Er nahm Lois das Bild aus der Hand, zerknüllte es wieder und ging zum Papierkorb an der Ecke Harris Avenue und Kossuth Lane. »Wir werden irgendwann ein anderes Bild von ihnen bekommen, das wir auf unseren eigenen Kaminsims stellen können. Eins, das nicht ganz so förmlich ist. Aber das hier … das will ich nicht.«
Er warf die kleine Papierkugel in den Mülleimer, ein einfacher Wurf, höchstens zwei Fuß weit, aber genau in diesem Moment nahm der Wind zu, und das zerknüllte Foto von Helen und Natalie, das über dem Höhenmesser von Eds Flugzeug geklebt hatte, flog auf seinem kalten Atem davon. Die beiden sahen ihm fast hypnotisiert nach, wie es zum Himmel hinaufwirbelte. Lois wandte den Blick als Erste ab. Als sie Ralph ansah, umspielte der Hauch eines Lächelns ihre Lippen.
»Habe ich da einen versteckten Heiratsantrag gehört, oder bin ich nur müde?«, fragte sie.
Er machte den Mund auf, um zu antworten, da kam eine zweite Windbö auf, diesmal so stark, dass sie beide zusammenzuckten und die Augen schlossen. Als er sie wieder aufmachte, war Lois schon ein Stück bergauf gegangen.

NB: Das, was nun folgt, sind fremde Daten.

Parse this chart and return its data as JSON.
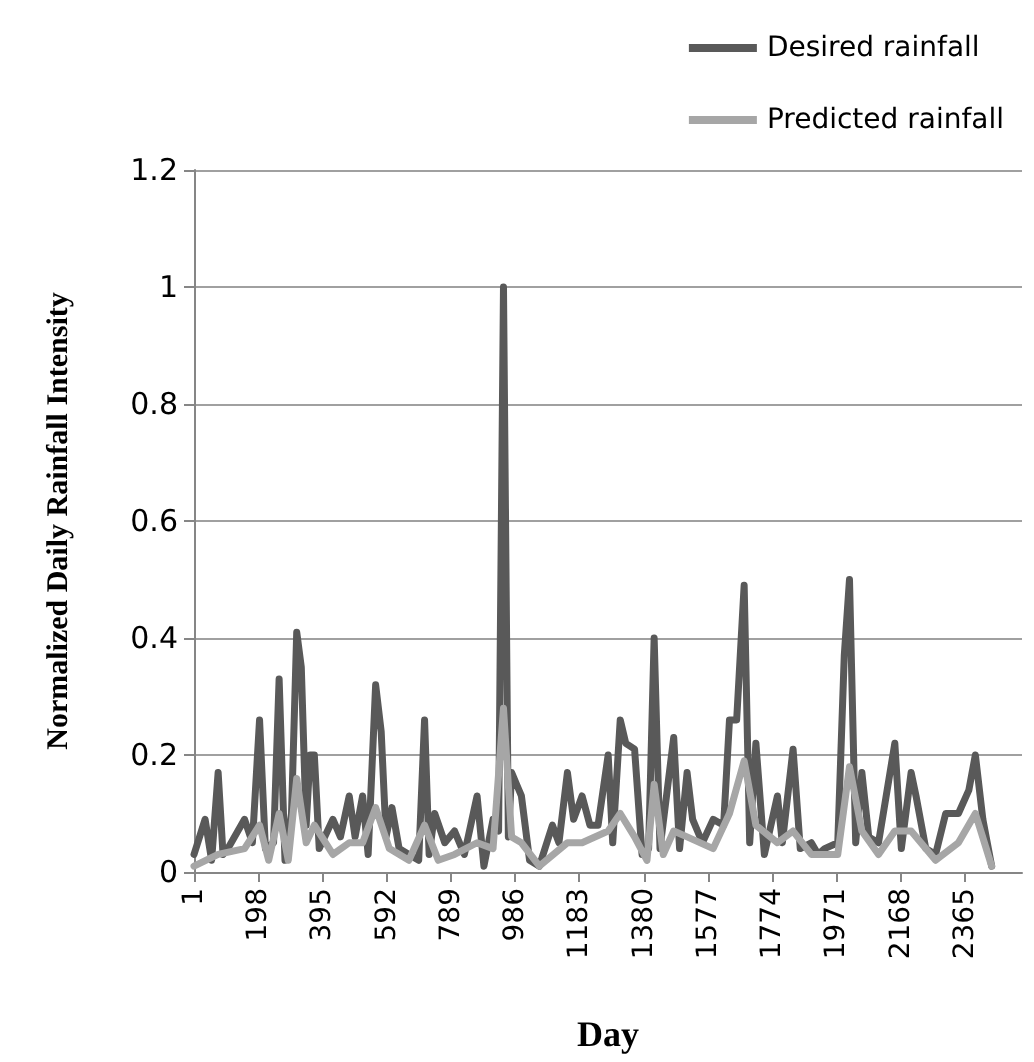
{
  "chart_data": {
    "type": "line",
    "xlabel": "Day",
    "ylabel": "Normalized Daily Rainfall Intensity",
    "xlim": [
      1,
      2540
    ],
    "xticks": [
      1,
      198,
      395,
      592,
      789,
      986,
      1183,
      1380,
      1577,
      1774,
      1971,
      2168,
      2365
    ],
    "ylim": [
      0,
      1.2
    ],
    "yticks": [
      0,
      0.2,
      0.4,
      0.6,
      0.8,
      1,
      1.2
    ],
    "grid": "y",
    "legend": "top right",
    "marker": "none",
    "line_style": "solid",
    "series": [
      {
        "name": "Desired rainfall",
        "color": "#595959",
        "x": [
          1,
          35,
          55,
          75,
          90,
          105,
          156,
          180,
          202,
          220,
          245,
          262,
          280,
          300,
          316,
          330,
          345,
          357,
          370,
          385,
          427,
          450,
          477,
          495,
          518,
          535,
          558,
          575,
          590,
          608,
          630,
          660,
          690,
          708,
          722,
          739,
          770,
          800,
          830,
          869,
          890,
          918,
          935,
          950,
          965,
          975,
          990,
          1005,
          1030,
          1060,
          1100,
          1120,
          1146,
          1165,
          1191,
          1215,
          1240,
          1271,
          1285,
          1308,
          1325,
          1352,
          1375,
          1395,
          1412,
          1430,
          1472,
          1490,
          1513,
          1530,
          1560,
          1593,
          1625,
          1643,
          1665,
          1688,
          1705,
          1724,
          1750,
          1790,
          1805,
          1838,
          1860,
          1894,
          1915,
          1935,
          1975,
          1995,
          2011,
          2030,
          2049,
          2070,
          2100,
          2150,
          2170,
          2200,
          2215,
          2245,
          2275,
          2306,
          2345,
          2377,
          2397,
          2420,
          2447
        ],
        "values": [
          0.03,
          0.09,
          0.02,
          0.17,
          0.03,
          0.04,
          0.09,
          0.05,
          0.26,
          0.04,
          0.05,
          0.33,
          0.02,
          0.1,
          0.41,
          0.35,
          0.08,
          0.2,
          0.2,
          0.04,
          0.09,
          0.06,
          0.13,
          0.06,
          0.13,
          0.03,
          0.32,
          0.24,
          0.06,
          0.11,
          0.04,
          0.03,
          0.02,
          0.26,
          0.03,
          0.1,
          0.05,
          0.07,
          0.03,
          0.13,
          0.01,
          0.09,
          0.07,
          1.0,
          0.06,
          0.17,
          0.15,
          0.13,
          0.02,
          0.01,
          0.08,
          0.05,
          0.17,
          0.09,
          0.13,
          0.08,
          0.08,
          0.2,
          0.05,
          0.26,
          0.22,
          0.21,
          0.03,
          0.04,
          0.4,
          0.04,
          0.23,
          0.04,
          0.17,
          0.09,
          0.05,
          0.09,
          0.08,
          0.26,
          0.26,
          0.49,
          0.05,
          0.22,
          0.03,
          0.13,
          0.05,
          0.21,
          0.04,
          0.05,
          0.03,
          0.04,
          0.05,
          0.37,
          0.5,
          0.05,
          0.17,
          0.06,
          0.05,
          0.22,
          0.04,
          0.17,
          0.13,
          0.04,
          0.03,
          0.1,
          0.1,
          0.14,
          0.2,
          0.09,
          0.01
        ]
      },
      {
        "name": "Predicted rainfall",
        "color": "#a6a6a6",
        "x": [
          1,
          75,
          156,
          202,
          230,
          262,
          290,
          316,
          345,
          370,
          427,
          477,
          518,
          558,
          600,
          660,
          708,
          750,
          800,
          869,
          918,
          950,
          975,
          1005,
          1060,
          1146,
          1191,
          1271,
          1308,
          1352,
          1390,
          1412,
          1440,
          1472,
          1513,
          1593,
          1643,
          1688,
          1724,
          1790,
          1838,
          1894,
          1975,
          2011,
          2049,
          2100,
          2150,
          2200,
          2275,
          2345,
          2397,
          2447
        ],
        "values": [
          0.01,
          0.03,
          0.04,
          0.08,
          0.02,
          0.1,
          0.02,
          0.16,
          0.05,
          0.08,
          0.03,
          0.05,
          0.05,
          0.11,
          0.04,
          0.02,
          0.08,
          0.02,
          0.03,
          0.05,
          0.04,
          0.28,
          0.06,
          0.05,
          0.01,
          0.05,
          0.05,
          0.07,
          0.1,
          0.06,
          0.02,
          0.15,
          0.03,
          0.07,
          0.06,
          0.04,
          0.1,
          0.19,
          0.08,
          0.05,
          0.07,
          0.03,
          0.03,
          0.18,
          0.07,
          0.03,
          0.07,
          0.07,
          0.02,
          0.05,
          0.1,
          0.01
        ]
      }
    ]
  }
}
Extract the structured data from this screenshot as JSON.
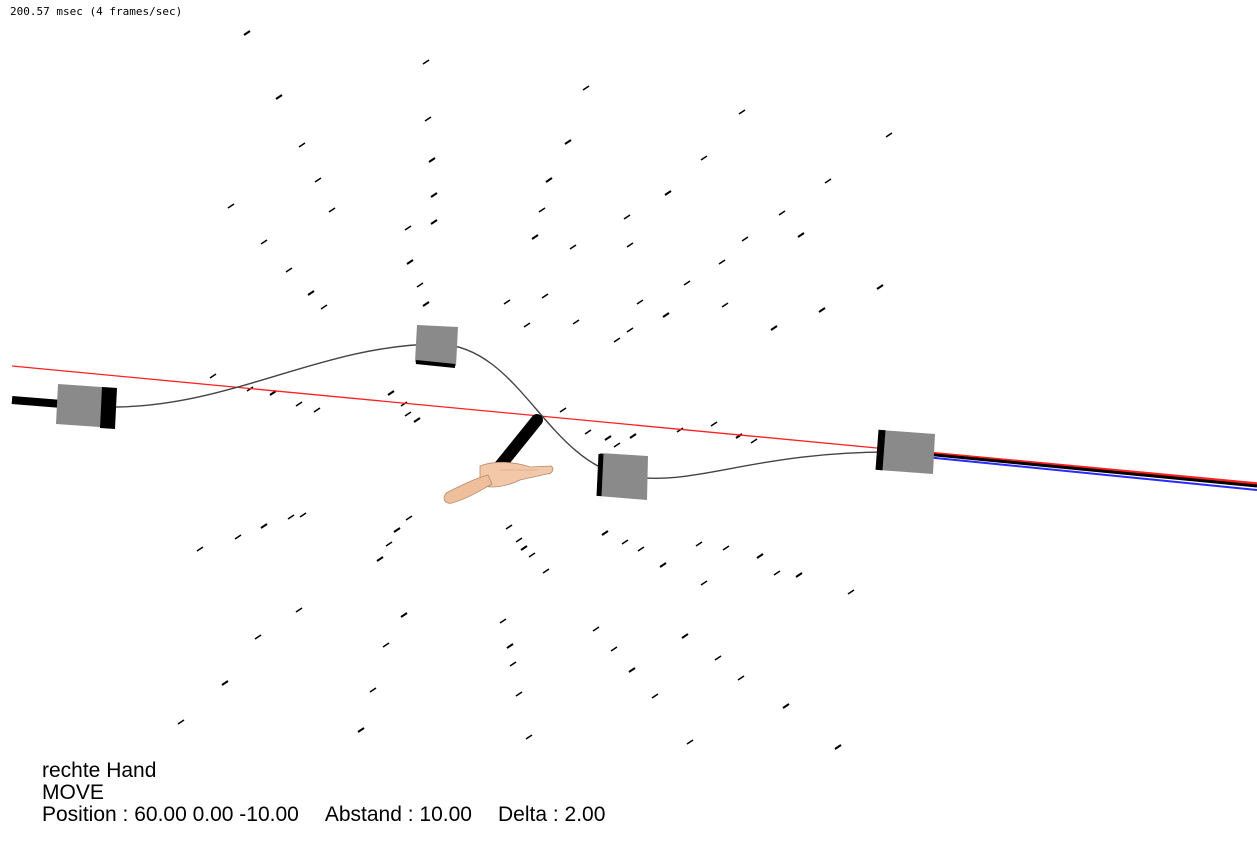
{
  "fps_text": "200.57 msec (4 frames/sec)",
  "status": {
    "object": "rechte Hand",
    "mode": "MOVE",
    "position_label": "Position : ",
    "position_value": "60.00 0.00 -10.00",
    "abstand_label": "Abstand : ",
    "abstand_value": "10.00",
    "delta_label": "Delta : ",
    "delta_value": "2.00"
  },
  "colors": {
    "background": "#ffffff",
    "reference_line": "#ff2020",
    "axis_blue": "#2a2aff",
    "marker": "#000000",
    "keyframe_fill": "#888888",
    "path_curve": "#444444",
    "hand_skin": "#f2c8a8"
  },
  "icons": {
    "hand": "hand-icon"
  }
}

»Alles ist möglich, Lois«, sagte er mit leiser Stimme, nur zu sich selbst. »Das weiß ich jetzt.«
9
Fünf Minuten später klirrte Lois’ Schlüssel im Schloss ihrer Eingangstür. Sie ließ Ralph ein, drückte die Tür fest ins Schloss und sperrte die windige, zänkische Nacht aus. Er folgte ihr ins Wohnzimmer und wäre dort geblieben, aber Lois zögerte nicht. Sie hielt immer noch seine Hand, zog ihn jedoch nicht (hätte es aber möglicherweise getan, sollte er zaudern), und führte ihn in ihr Schlafzimmer.
Er sah sie an. Lois erwiderte seinen Blick gelassen … und plötzlich spürte er dieses Blinzeln wieder. Er sah ihre Aura erblühen wie eine graue Rose. Sie war noch geschwächt, kam aber bereits wieder zurück, wob sich neu, heilte sich selbst.